Chimneys from the Engen oil company are seen on the outskirts of the city of Durban, South Africa, the site of the COP17 climate talks, November 30, 2011.
Chimneys from the Engen oil company are seen on the outskirts of the city of Durban, South Africa, the site of the COP17 climate talks, November 30, 2011.

As the first week of negotiations at the U.N. climate change conference in South Africa comes to a close, the European Union says support is growing for a new legally-binding agreement to cut emissions. But the United States and other countries remain strongly opposed to the idea.

EU negotiators are urging other parties at the COP17 climate talks in Durban to agree to a “roadmap” that would lead to a climate treaty that would legally bind governments to cut emissions blamed for climate change.

The Polish head of the EU delegation, Tomasz Chruszczow, said there is growing support for such a measure.

“Many parties see that the goal of keeping the global warming within the limits, within two degrees, requires urgent action," said Chruszczow." And extreme weather events on the ground and that warning contained in the recent spate of reports from international institutions and organizations made it very hard to escape this kind of conclusion.”

The EU proposal would follow the current legal framework established under the Kyoto Protocol, which is set to expire next year.
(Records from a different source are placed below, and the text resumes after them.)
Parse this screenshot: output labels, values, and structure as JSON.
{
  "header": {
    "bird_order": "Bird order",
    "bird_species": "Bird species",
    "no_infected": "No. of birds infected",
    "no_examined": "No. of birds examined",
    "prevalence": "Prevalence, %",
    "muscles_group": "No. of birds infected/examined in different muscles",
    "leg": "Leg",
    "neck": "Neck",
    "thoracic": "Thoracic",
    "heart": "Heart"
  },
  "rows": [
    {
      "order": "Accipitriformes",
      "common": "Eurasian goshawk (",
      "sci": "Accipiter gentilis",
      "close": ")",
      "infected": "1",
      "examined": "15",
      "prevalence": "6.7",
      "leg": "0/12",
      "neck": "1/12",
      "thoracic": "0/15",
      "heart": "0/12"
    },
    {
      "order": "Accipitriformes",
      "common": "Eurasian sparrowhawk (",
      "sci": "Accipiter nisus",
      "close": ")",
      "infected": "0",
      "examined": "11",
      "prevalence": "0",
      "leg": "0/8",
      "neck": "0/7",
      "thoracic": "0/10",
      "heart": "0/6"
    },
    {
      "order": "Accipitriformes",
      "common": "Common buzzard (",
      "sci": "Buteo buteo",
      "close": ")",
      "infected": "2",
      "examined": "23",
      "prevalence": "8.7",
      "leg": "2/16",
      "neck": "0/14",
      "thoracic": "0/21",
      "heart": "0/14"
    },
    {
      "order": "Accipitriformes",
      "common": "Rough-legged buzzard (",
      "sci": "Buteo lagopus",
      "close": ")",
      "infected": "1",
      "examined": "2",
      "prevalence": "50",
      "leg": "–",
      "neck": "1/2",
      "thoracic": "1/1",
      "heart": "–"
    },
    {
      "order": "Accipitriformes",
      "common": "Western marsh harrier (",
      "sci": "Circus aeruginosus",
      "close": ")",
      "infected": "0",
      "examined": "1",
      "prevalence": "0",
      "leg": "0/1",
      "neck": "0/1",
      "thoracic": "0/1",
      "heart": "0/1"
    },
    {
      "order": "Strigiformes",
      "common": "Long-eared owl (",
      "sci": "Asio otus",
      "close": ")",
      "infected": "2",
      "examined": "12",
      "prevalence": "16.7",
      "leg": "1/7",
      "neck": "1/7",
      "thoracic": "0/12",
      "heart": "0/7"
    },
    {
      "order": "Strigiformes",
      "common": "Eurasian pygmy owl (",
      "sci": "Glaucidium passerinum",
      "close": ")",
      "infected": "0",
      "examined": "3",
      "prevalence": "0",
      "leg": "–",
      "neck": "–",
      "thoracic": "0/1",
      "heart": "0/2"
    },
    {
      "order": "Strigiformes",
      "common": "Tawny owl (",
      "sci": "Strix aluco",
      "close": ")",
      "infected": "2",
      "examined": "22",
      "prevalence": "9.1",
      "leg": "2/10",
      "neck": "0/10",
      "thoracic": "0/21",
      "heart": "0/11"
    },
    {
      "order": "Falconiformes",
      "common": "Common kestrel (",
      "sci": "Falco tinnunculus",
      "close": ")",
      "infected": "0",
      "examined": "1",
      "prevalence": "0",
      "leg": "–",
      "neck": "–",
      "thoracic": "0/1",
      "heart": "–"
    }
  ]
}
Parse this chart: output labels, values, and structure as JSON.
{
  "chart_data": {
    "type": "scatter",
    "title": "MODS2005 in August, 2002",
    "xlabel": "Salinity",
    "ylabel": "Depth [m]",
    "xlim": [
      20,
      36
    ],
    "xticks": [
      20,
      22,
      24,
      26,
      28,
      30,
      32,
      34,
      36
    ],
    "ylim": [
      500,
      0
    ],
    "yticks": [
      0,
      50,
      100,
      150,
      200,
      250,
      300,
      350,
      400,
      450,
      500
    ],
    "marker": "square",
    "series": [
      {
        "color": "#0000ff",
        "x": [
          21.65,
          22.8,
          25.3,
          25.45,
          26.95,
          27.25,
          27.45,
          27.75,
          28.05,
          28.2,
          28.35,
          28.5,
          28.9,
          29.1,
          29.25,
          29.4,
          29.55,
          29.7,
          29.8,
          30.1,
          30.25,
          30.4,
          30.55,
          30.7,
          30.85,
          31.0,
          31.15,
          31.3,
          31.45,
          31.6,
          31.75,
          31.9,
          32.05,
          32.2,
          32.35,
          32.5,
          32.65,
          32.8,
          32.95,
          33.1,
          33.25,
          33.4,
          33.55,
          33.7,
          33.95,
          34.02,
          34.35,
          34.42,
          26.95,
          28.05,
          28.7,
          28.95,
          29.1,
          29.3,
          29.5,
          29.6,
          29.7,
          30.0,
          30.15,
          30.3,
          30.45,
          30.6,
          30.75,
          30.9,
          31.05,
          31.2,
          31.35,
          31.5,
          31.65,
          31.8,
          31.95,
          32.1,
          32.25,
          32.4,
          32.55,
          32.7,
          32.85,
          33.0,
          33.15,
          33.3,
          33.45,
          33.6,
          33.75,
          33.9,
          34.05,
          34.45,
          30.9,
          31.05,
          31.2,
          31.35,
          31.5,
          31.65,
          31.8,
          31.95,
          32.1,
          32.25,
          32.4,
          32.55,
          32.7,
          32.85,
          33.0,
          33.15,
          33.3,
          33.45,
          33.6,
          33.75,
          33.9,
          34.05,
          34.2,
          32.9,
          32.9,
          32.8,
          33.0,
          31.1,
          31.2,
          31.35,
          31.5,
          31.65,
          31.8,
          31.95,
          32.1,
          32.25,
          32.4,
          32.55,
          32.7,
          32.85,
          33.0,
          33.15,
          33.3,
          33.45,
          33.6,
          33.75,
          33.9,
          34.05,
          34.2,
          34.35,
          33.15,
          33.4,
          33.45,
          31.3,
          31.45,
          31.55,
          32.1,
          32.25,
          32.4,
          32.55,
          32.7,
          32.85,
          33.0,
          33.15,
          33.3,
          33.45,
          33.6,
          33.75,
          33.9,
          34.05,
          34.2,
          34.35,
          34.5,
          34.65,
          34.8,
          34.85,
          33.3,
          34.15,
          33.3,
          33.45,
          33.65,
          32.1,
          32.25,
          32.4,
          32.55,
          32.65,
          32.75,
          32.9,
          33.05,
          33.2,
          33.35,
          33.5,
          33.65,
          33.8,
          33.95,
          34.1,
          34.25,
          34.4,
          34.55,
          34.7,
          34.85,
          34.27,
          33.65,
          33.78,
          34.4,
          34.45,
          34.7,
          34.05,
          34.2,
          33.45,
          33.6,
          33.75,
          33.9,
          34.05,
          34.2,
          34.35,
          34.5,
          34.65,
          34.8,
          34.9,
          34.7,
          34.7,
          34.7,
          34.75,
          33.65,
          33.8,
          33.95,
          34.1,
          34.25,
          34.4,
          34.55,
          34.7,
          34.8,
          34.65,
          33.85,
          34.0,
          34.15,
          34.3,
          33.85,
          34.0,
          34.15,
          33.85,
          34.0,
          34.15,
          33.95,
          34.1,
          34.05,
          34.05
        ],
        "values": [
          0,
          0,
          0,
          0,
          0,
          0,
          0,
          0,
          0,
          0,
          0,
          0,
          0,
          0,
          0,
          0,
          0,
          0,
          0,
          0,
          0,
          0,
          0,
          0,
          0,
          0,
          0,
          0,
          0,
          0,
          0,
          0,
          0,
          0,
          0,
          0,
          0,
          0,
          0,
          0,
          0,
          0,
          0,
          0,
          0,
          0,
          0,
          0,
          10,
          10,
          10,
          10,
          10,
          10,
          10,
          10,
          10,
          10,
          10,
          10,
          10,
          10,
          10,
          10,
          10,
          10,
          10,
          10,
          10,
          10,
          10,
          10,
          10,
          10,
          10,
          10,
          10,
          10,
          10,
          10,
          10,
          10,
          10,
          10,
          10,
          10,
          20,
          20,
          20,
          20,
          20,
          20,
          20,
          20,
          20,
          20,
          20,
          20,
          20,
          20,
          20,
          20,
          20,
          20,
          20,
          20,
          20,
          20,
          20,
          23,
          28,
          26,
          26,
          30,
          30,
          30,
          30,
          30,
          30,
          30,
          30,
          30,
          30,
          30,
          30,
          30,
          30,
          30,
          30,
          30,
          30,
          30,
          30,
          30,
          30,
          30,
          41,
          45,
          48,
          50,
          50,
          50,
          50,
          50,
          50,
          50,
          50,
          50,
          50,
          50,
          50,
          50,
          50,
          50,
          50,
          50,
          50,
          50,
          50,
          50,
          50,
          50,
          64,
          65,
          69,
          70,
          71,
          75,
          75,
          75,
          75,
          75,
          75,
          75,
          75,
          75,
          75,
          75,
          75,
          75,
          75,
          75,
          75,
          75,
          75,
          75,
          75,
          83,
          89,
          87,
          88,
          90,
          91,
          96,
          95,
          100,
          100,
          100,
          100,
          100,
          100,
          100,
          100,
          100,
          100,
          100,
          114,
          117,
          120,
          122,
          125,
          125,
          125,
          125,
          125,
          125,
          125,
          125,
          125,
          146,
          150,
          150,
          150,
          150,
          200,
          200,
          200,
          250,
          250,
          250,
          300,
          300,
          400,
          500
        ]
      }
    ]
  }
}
The EU wants the parties at COP17 to agree to establish a new treaty by 2015 that would go into effect by 2020.

Recent reports support the EU's argument that further cuts in greenhouse gas emissions, like carbon dioxide, are necessary to keep global temperatures from increasing to dangerous levels.

The International Energy Agency has warned that the world has about five years left to significantly cut carbon emissions in order to prevent irreversible climate change.

The European Union is trying to convince developing countries to sign on to such an agreement.

EU negotiator Artur Runge-Metzger noted the EU's success with the current program, saying the EU's emissions have dropped below 1990 levels while overall, the continent's economy has continued to grow.

“Because a lot of fear that is in this process is about 'I can either fight climate change or I can grow my economy,' but we can show, and that's a big example here, that we can do both at the same time," he said.

The United States did not adopt the Kyoto Protocol, and U.S. climate negotiators have said they will not support a legal mandate to cut emissions without knowing the details of such an agreement.

Commenting on the EU's proposed roadmap, U.S. deputy climate change envoy Jonathan Pershing said it would have to bind all parties equally.

“We're not looking for a mechanism in which we would have an obligation to reduce emissions of a legal form and the major emerging economies would have a voluntary program," said Pershing. "That's kind of the Kyoto structure. We are not a party to Kyoto, in no small measure, because of that constraint.”

The United States has argued that the voluntary emissions reductions that governments agreed to at the last climate conference in Cancun, Mexico are unlikely to change over the coming years.

The U.S. has been trying to start discussions, instead, on what can be done after 2020.